Unlike Ned, Artie rebels against perceived political injustice and worries about the moral implications of his actions. He successfully stands up to the Senate Investigation Into Motion Picture War Propaganda and succeeds in producing Devil’s Bargain. However, as he faces a series of increasingly fraught moral choices, Artie finds it increasingly difficult to reconcile personal ambition with ethical integrity. When he is told to dismiss his German and Italian photographic staff, he protests the unfairness of the decision but ultimately complies. Again, while he initially backs Maria and Eddie’s bold proposal to present a counternarrative to the prevalent racist stereotypes through False Front, he backs down as soon as the omnipotent “board” threatens his position.

Artie’s growing strain is reflected in the failure of his collection of toupees to cover his growing bald spot. Each toupee is a persona, a pose that Artie strikes in his business dealings: “He’d named his toupees after their personalities: the Heavyweight, The Casanova, The Optimist, The Edison, The Odysseus, The Mephistopheles” (4).

Yet all of these postures just mask his weakness and vulnerability. Artie’s bald spot is in some ways emblematic of the burden of survivor’s guilt that he carries with him. Like Vincent and Maria, Artie is acutely aware that his new life in America was paid for with another’s sacrifice—in his case, that of his sister, Ada.

Eddie Lu

Eddie Lu’s name combines the American “Eddie” with the Chinese “Lu” and reflects his complex, split identity.

As a first-generation Chinese American in Hollywood, Eddie finds himself in a paradoxical situation. Eddie and the African American prisoner, Louis, who appears In the “German Village” section, are the only native-born American characters in a novel populated with immigrants. However, despite their rootedness in the country, both characters are disadvantaged and marginalized due to prejudices against their ethnicity. A skilled actor with impeccable elocution and extensive knowledge of classical drama, the only roles Eddie can find are playing Asian caricature villains.

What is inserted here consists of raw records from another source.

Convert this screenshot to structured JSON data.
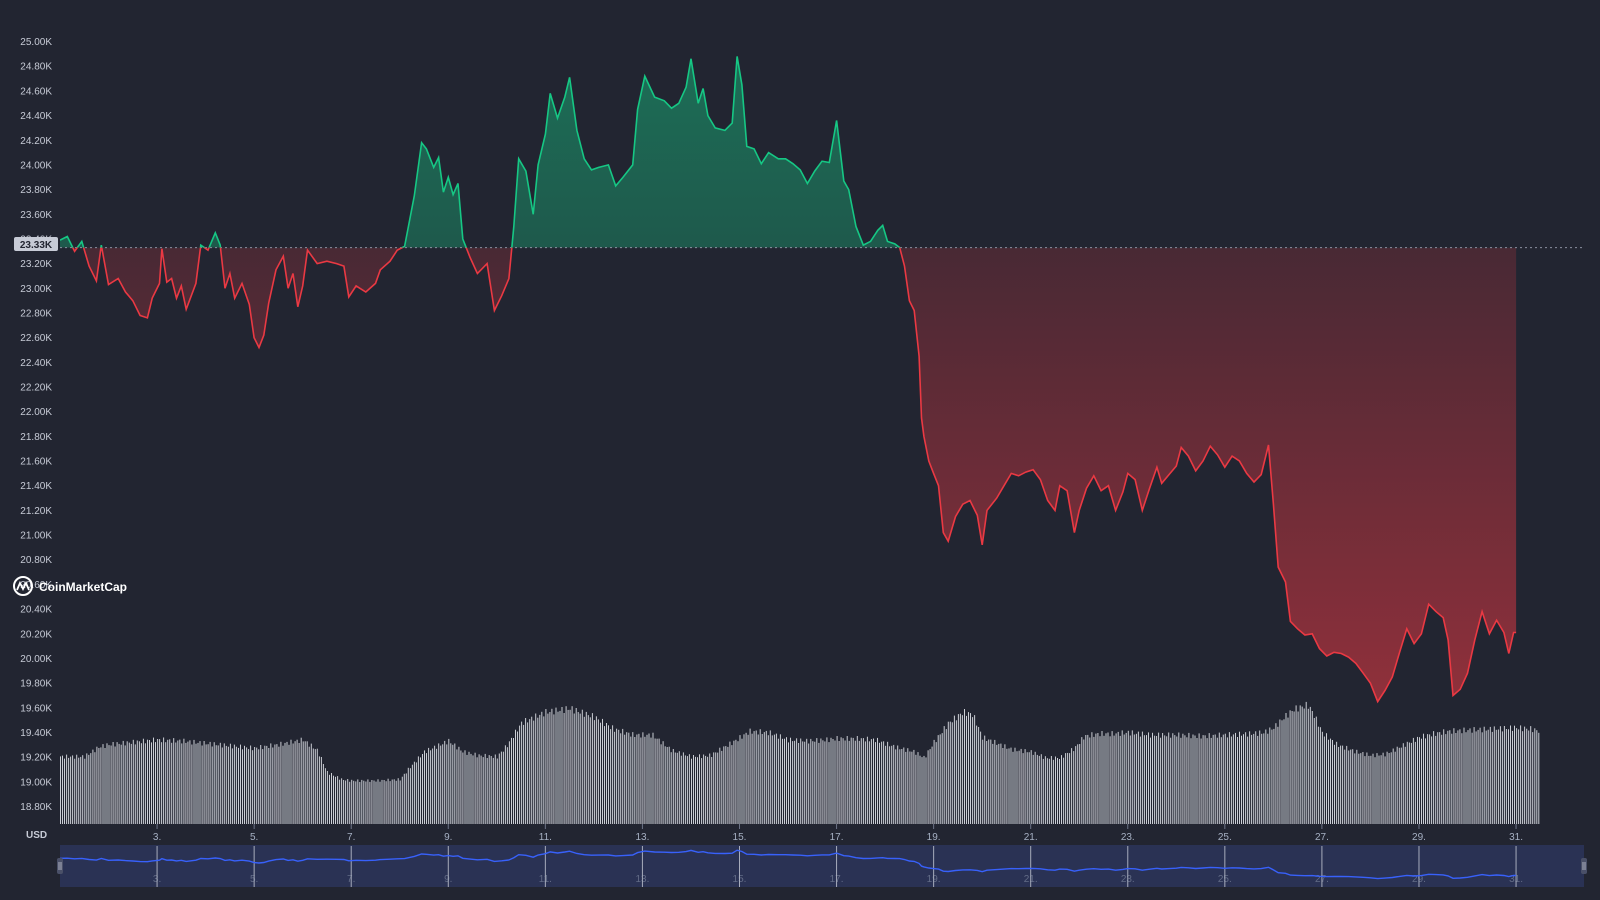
{
  "brand": {
    "watermark": "CoinMarketCap",
    "logo_icon": "coinmarketcap-logo-icon"
  },
  "colors": {
    "background": "#222531",
    "up": "#16c784",
    "down": "#ea3943",
    "volume": "#e9ecf2",
    "navigator_line": "#3861fb",
    "navigator_bg": "#2b3459"
  },
  "chart_data": {
    "type": "area",
    "currency_label": "USD",
    "current_price_label": "23.33K",
    "baseline": 23330,
    "ylim": [
      18650,
      25110
    ],
    "y_tick_labels": [
      "25.00K",
      "24.80K",
      "24.60K",
      "24.40K",
      "24.20K",
      "24.00K",
      "23.80K",
      "23.60K",
      "23.40K",
      "23.20K",
      "23.00K",
      "22.80K",
      "22.60K",
      "22.40K",
      "22.20K",
      "22.00K",
      "21.80K",
      "21.60K",
      "21.40K",
      "21.20K",
      "21.00K",
      "20.80K",
      "20.60K",
      "20.40K",
      "20.20K",
      "20.00K",
      "19.80K",
      "19.60K",
      "19.40K",
      "19.20K",
      "19.00K",
      "18.80K"
    ],
    "x_range": [
      1,
      32.4
    ],
    "x_tick_labels": [
      "3.",
      "5.",
      "7.",
      "9.",
      "11.",
      "13.",
      "15.",
      "17.",
      "19.",
      "21.",
      "23.",
      "25.",
      "27.",
      "29.",
      "31."
    ],
    "x_tick_values": [
      3,
      5,
      7,
      9,
      11,
      13,
      15,
      17,
      19,
      21,
      23,
      25,
      27,
      29,
      31
    ],
    "grid": false,
    "series": [
      {
        "values": [
          [
            1.0,
            23390
          ],
          [
            1.15,
            23420
          ],
          [
            1.3,
            23300
          ],
          [
            1.45,
            23380
          ],
          [
            1.6,
            23180
          ],
          [
            1.75,
            23060
          ],
          [
            1.85,
            23350
          ],
          [
            2.0,
            23030
          ],
          [
            2.2,
            23080
          ],
          [
            2.35,
            22970
          ],
          [
            2.5,
            22900
          ],
          [
            2.65,
            22780
          ],
          [
            2.8,
            22760
          ],
          [
            2.9,
            22920
          ],
          [
            3.05,
            23040
          ],
          [
            3.1,
            23320
          ],
          [
            3.2,
            23050
          ],
          [
            3.3,
            23080
          ],
          [
            3.4,
            22920
          ],
          [
            3.5,
            23020
          ],
          [
            3.6,
            22830
          ],
          [
            3.8,
            23040
          ],
          [
            3.9,
            23350
          ],
          [
            4.05,
            23310
          ],
          [
            4.2,
            23450
          ],
          [
            4.3,
            23350
          ],
          [
            4.4,
            23000
          ],
          [
            4.5,
            23120
          ],
          [
            4.6,
            22920
          ],
          [
            4.75,
            23040
          ],
          [
            4.9,
            22870
          ],
          [
            5.0,
            22600
          ],
          [
            5.1,
            22520
          ],
          [
            5.2,
            22620
          ],
          [
            5.3,
            22880
          ],
          [
            5.45,
            23150
          ],
          [
            5.6,
            23260
          ],
          [
            5.7,
            23000
          ],
          [
            5.8,
            23120
          ],
          [
            5.9,
            22850
          ],
          [
            6.0,
            23020
          ],
          [
            6.1,
            23310
          ],
          [
            6.3,
            23200
          ],
          [
            6.5,
            23220
          ],
          [
            6.7,
            23200
          ],
          [
            6.85,
            23180
          ],
          [
            6.95,
            22930
          ],
          [
            7.1,
            23020
          ],
          [
            7.3,
            22970
          ],
          [
            7.5,
            23040
          ],
          [
            7.6,
            23150
          ],
          [
            7.8,
            23220
          ],
          [
            7.95,
            23310
          ],
          [
            8.1,
            23340
          ],
          [
            8.3,
            23750
          ],
          [
            8.45,
            24180
          ],
          [
            8.55,
            24130
          ],
          [
            8.7,
            23980
          ],
          [
            8.8,
            24060
          ],
          [
            8.9,
            23780
          ],
          [
            9.0,
            23900
          ],
          [
            9.1,
            23760
          ],
          [
            9.2,
            23850
          ],
          [
            9.3,
            23400
          ],
          [
            9.45,
            23250
          ],
          [
            9.6,
            23120
          ],
          [
            9.8,
            23200
          ],
          [
            9.95,
            22820
          ],
          [
            10.1,
            22940
          ],
          [
            10.25,
            23080
          ],
          [
            10.35,
            23500
          ],
          [
            10.45,
            24050
          ],
          [
            10.6,
            23950
          ],
          [
            10.75,
            23600
          ],
          [
            10.85,
            24000
          ],
          [
            11.0,
            24250
          ],
          [
            11.1,
            24580
          ],
          [
            11.25,
            24380
          ],
          [
            11.4,
            24550
          ],
          [
            11.5,
            24710
          ],
          [
            11.65,
            24280
          ],
          [
            11.8,
            24050
          ],
          [
            11.95,
            23960
          ],
          [
            12.1,
            23980
          ],
          [
            12.3,
            24000
          ],
          [
            12.45,
            23830
          ],
          [
            12.6,
            23900
          ],
          [
            12.8,
            24000
          ],
          [
            12.9,
            24450
          ],
          [
            13.05,
            24720
          ],
          [
            13.25,
            24550
          ],
          [
            13.45,
            24520
          ],
          [
            13.6,
            24460
          ],
          [
            13.75,
            24500
          ],
          [
            13.9,
            24630
          ],
          [
            14.0,
            24860
          ],
          [
            14.15,
            24500
          ],
          [
            14.25,
            24620
          ],
          [
            14.35,
            24400
          ],
          [
            14.5,
            24300
          ],
          [
            14.7,
            24280
          ],
          [
            14.85,
            24340
          ],
          [
            14.95,
            24880
          ],
          [
            15.05,
            24650
          ],
          [
            15.15,
            24150
          ],
          [
            15.3,
            24130
          ],
          [
            15.45,
            24010
          ],
          [
            15.6,
            24100
          ],
          [
            15.8,
            24050
          ],
          [
            15.95,
            24050
          ],
          [
            16.1,
            24010
          ],
          [
            16.25,
            23960
          ],
          [
            16.4,
            23850
          ],
          [
            16.55,
            23950
          ],
          [
            16.7,
            24030
          ],
          [
            16.85,
            24020
          ],
          [
            17.0,
            24360
          ],
          [
            17.15,
            23870
          ],
          [
            17.25,
            23800
          ],
          [
            17.4,
            23500
          ],
          [
            17.55,
            23350
          ],
          [
            17.7,
            23380
          ],
          [
            17.85,
            23470
          ],
          [
            17.95,
            23510
          ],
          [
            18.05,
            23380
          ],
          [
            18.2,
            23360
          ],
          [
            18.3,
            23330
          ],
          [
            18.4,
            23180
          ],
          [
            18.5,
            22900
          ],
          [
            18.6,
            22820
          ],
          [
            18.7,
            22450
          ],
          [
            18.75,
            21950
          ],
          [
            18.8,
            21800
          ],
          [
            18.9,
            21600
          ],
          [
            19.0,
            21500
          ],
          [
            19.1,
            21400
          ],
          [
            19.2,
            21020
          ],
          [
            19.3,
            20950
          ],
          [
            19.45,
            21150
          ],
          [
            19.6,
            21250
          ],
          [
            19.75,
            21280
          ],
          [
            19.9,
            21160
          ],
          [
            20.0,
            20920
          ],
          [
            20.1,
            21200
          ],
          [
            20.3,
            21300
          ],
          [
            20.45,
            21400
          ],
          [
            20.6,
            21500
          ],
          [
            20.75,
            21480
          ],
          [
            20.9,
            21510
          ],
          [
            21.05,
            21530
          ],
          [
            21.2,
            21450
          ],
          [
            21.35,
            21280
          ],
          [
            21.5,
            21200
          ],
          [
            21.6,
            21400
          ],
          [
            21.75,
            21360
          ],
          [
            21.9,
            21020
          ],
          [
            22.0,
            21200
          ],
          [
            22.15,
            21380
          ],
          [
            22.3,
            21480
          ],
          [
            22.45,
            21360
          ],
          [
            22.6,
            21400
          ],
          [
            22.75,
            21200
          ],
          [
            22.9,
            21350
          ],
          [
            23.0,
            21500
          ],
          [
            23.15,
            21450
          ],
          [
            23.3,
            21200
          ],
          [
            23.45,
            21380
          ],
          [
            23.6,
            21550
          ],
          [
            23.7,
            21420
          ],
          [
            23.85,
            21490
          ],
          [
            24.0,
            21560
          ],
          [
            24.1,
            21710
          ],
          [
            24.25,
            21640
          ],
          [
            24.4,
            21520
          ],
          [
            24.55,
            21600
          ],
          [
            24.7,
            21720
          ],
          [
            24.85,
            21650
          ],
          [
            25.0,
            21550
          ],
          [
            25.15,
            21640
          ],
          [
            25.3,
            21600
          ],
          [
            25.45,
            21500
          ],
          [
            25.6,
            21430
          ],
          [
            25.75,
            21490
          ],
          [
            25.9,
            21730
          ],
          [
            26.0,
            21250
          ],
          [
            26.1,
            20740
          ],
          [
            26.25,
            20620
          ],
          [
            26.35,
            20300
          ],
          [
            26.5,
            20240
          ],
          [
            26.65,
            20190
          ],
          [
            26.8,
            20200
          ],
          [
            26.95,
            20080
          ],
          [
            27.1,
            20020
          ],
          [
            27.25,
            20050
          ],
          [
            27.4,
            20040
          ],
          [
            27.55,
            20010
          ],
          [
            27.7,
            19960
          ],
          [
            27.85,
            19880
          ],
          [
            28.0,
            19800
          ],
          [
            28.15,
            19650
          ],
          [
            28.3,
            19740
          ],
          [
            28.45,
            19850
          ],
          [
            28.6,
            20050
          ],
          [
            28.75,
            20240
          ],
          [
            28.9,
            20120
          ],
          [
            29.05,
            20200
          ],
          [
            29.2,
            20440
          ],
          [
            29.35,
            20380
          ],
          [
            29.5,
            20330
          ],
          [
            29.6,
            20150
          ],
          [
            29.7,
            19700
          ],
          [
            29.85,
            19750
          ],
          [
            30.0,
            19880
          ],
          [
            30.15,
            20150
          ],
          [
            30.3,
            20380
          ],
          [
            30.45,
            20200
          ],
          [
            30.6,
            20310
          ],
          [
            30.75,
            20210
          ],
          [
            30.85,
            20040
          ],
          [
            30.95,
            20210
          ],
          [
            31.0,
            20210
          ]
        ]
      }
    ],
    "volume_envelope": [
      [
        1.0,
        0.56
      ],
      [
        1.5,
        0.56
      ],
      [
        1.8,
        0.64
      ],
      [
        2.0,
        0.66
      ],
      [
        2.5,
        0.68
      ],
      [
        3.0,
        0.7
      ],
      [
        3.5,
        0.69
      ],
      [
        4.0,
        0.67
      ],
      [
        4.5,
        0.65
      ],
      [
        5.0,
        0.63
      ],
      [
        5.5,
        0.66
      ],
      [
        6.0,
        0.7
      ],
      [
        6.3,
        0.61
      ],
      [
        6.5,
        0.43
      ],
      [
        6.8,
        0.37
      ],
      [
        7.0,
        0.36
      ],
      [
        7.5,
        0.36
      ],
      [
        8.0,
        0.37
      ],
      [
        8.2,
        0.47
      ],
      [
        8.5,
        0.6
      ],
      [
        9.0,
        0.69
      ],
      [
        9.3,
        0.6
      ],
      [
        9.6,
        0.57
      ],
      [
        10.0,
        0.56
      ],
      [
        10.2,
        0.65
      ],
      [
        10.5,
        0.84
      ],
      [
        11.0,
        0.93
      ],
      [
        11.5,
        0.96
      ],
      [
        12.0,
        0.89
      ],
      [
        12.4,
        0.79
      ],
      [
        12.8,
        0.74
      ],
      [
        13.2,
        0.74
      ],
      [
        13.6,
        0.61
      ],
      [
        14.0,
        0.56
      ],
      [
        14.4,
        0.57
      ],
      [
        14.6,
        0.62
      ],
      [
        14.9,
        0.69
      ],
      [
        15.2,
        0.77
      ],
      [
        15.6,
        0.76
      ],
      [
        16.0,
        0.7
      ],
      [
        16.4,
        0.69
      ],
      [
        16.8,
        0.7
      ],
      [
        17.0,
        0.71
      ],
      [
        17.4,
        0.71
      ],
      [
        17.8,
        0.7
      ],
      [
        18.2,
        0.64
      ],
      [
        18.6,
        0.6
      ],
      [
        18.8,
        0.55
      ],
      [
        19.0,
        0.68
      ],
      [
        19.3,
        0.84
      ],
      [
        19.6,
        0.93
      ],
      [
        19.8,
        0.91
      ],
      [
        20.0,
        0.72
      ],
      [
        20.3,
        0.67
      ],
      [
        20.6,
        0.62
      ],
      [
        21.0,
        0.6
      ],
      [
        21.3,
        0.55
      ],
      [
        21.6,
        0.55
      ],
      [
        21.9,
        0.63
      ],
      [
        22.1,
        0.73
      ],
      [
        22.4,
        0.75
      ],
      [
        22.7,
        0.75
      ],
      [
        23.0,
        0.76
      ],
      [
        23.5,
        0.74
      ],
      [
        24.0,
        0.74
      ],
      [
        24.5,
        0.73
      ],
      [
        25.0,
        0.74
      ],
      [
        25.5,
        0.75
      ],
      [
        25.8,
        0.76
      ],
      [
        26.0,
        0.8
      ],
      [
        26.2,
        0.88
      ],
      [
        26.4,
        0.95
      ],
      [
        26.7,
        0.99
      ],
      [
        26.8,
        0.93
      ],
      [
        27.0,
        0.76
      ],
      [
        27.3,
        0.66
      ],
      [
        27.7,
        0.6
      ],
      [
        28.0,
        0.57
      ],
      [
        28.3,
        0.58
      ],
      [
        28.6,
        0.64
      ],
      [
        29.0,
        0.72
      ],
      [
        29.3,
        0.75
      ],
      [
        29.6,
        0.77
      ],
      [
        30.0,
        0.78
      ],
      [
        30.5,
        0.79
      ],
      [
        31.0,
        0.8
      ],
      [
        31.3,
        0.79
      ],
      [
        31.5,
        0.77
      ]
    ]
  }
}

The mass internment of his Japanese counterparts following Pearl Harbor leaves Eddie faced with another of the novel’s “devil's bargains.” He suddenly receives offers of an abundance of well-paid work playing villains in anti-Japanese propaganda. While the money is attractive, the roles require a significant artistic, personal, and ethical compromise. Eddie considers the dramatic quality of the films to be substandard. Moreover, the demands of the stereotypical characters force Eddie to betray his own identity. He is trained by a voice coach to speak with a caricature Asian accent and even to mispronounce his name (“Ru” instead of “Lu”). By taking the roles, he not only profits from the injustice of persecution of his fellow actors, but he also actively contributes to the spread of anti-Japanese prejudice.

Eddie is willing to compromise as long as Mercury keeps the production of The False Front on the table. Through The False Front, Eddie aims to present an alternative narrative and perspective. When Artie tells Maria and Eddie that they cannot go ahead with the project, he reminds them that they are all only “bit players. Nobody at all” (312). He implies there cannot possibly be any space for the kind of minority narrative that Eddie and Maria propose—that “bit parts” must necessarily stay In the shadows and conform to the dominant worldview. Disillusioned, Eddie leaves Hollywood. In the “Epilogue,” we learn that he made a new career for himself acting in classic theatre on the radio under the name Eddie Lewis. Eddie, then, can only fulfill his artistic dreams and maintain his moral integrity by denying his ethnicity altogether—by casting off “Lu” In favor of “Lewis.” To play the parts he loves, he has to cast off his physical appearance and become a disembodied voice.